# Solved: Canon iP6700d printer won't delete job in cue



## margs (Mar 17, 2002)

Now I cannot print anything. 
I started printing job and a photo that I did not realize was in the printer cue and started printing. I wanted to printed another file so I cancelled that printing mid print and thought the next job was first in the cue but started to print that first job again. So I cancelled the printing a second time (stop/reset button) mid print which it did but when I tried deleting it from the cue it would not delete saying it was already deleted.
I restarted the computer hoping it would toss out that file in cue. It did not so I unplugged the printer for a while but still it is in the cue. Any ideas what I can do?
I am running Mountain Lion but that shouldn't be the issue as it was printing just before I cancelled that job.
Thanks so much for any help.


----------



## Headrush (Feb 9, 2005)

If you open /Applications/Utilities/Terminal and enter

```
lprm -
```
does that remove it from the queue?

If all else fails you can reset the print system.
In Printer system preference dialog, right click your printer and choose reset print system.
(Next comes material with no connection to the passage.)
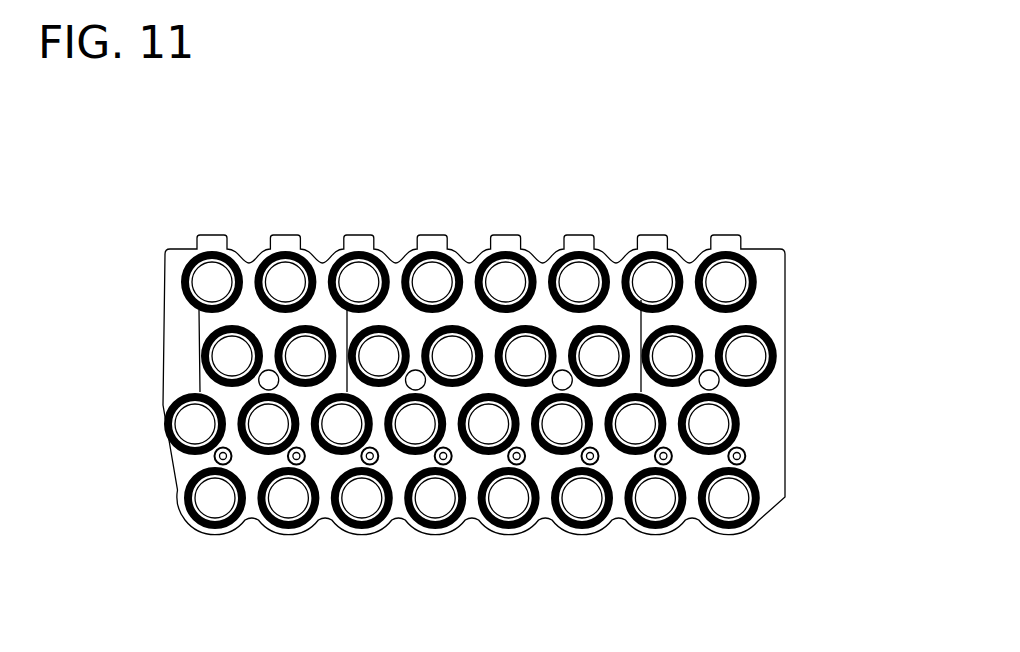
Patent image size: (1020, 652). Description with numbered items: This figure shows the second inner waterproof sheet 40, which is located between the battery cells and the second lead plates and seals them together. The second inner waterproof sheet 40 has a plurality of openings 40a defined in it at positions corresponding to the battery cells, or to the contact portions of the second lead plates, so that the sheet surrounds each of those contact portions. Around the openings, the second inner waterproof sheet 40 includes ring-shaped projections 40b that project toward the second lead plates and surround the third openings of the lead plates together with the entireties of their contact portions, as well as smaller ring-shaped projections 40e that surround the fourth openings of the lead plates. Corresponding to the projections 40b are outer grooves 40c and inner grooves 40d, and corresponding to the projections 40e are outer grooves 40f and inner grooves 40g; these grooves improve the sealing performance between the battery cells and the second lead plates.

You WILL have to re-add your printer after though.


----------



## margs (Mar 17, 2002)

I just had a break and thought I would come back tackle this again. I sat in the livingroom for a while when I got back it was fixed. So Headrush I am so happy that you had an alternative fix but apparently sitting in the livingroom did it. 
I thank you so much for looking into this. I love you guys here at Tech support guy. I mean it. You have saved my bacon on numerous occasions.
I am going to post problem solved. 
Thanks
Margs


----------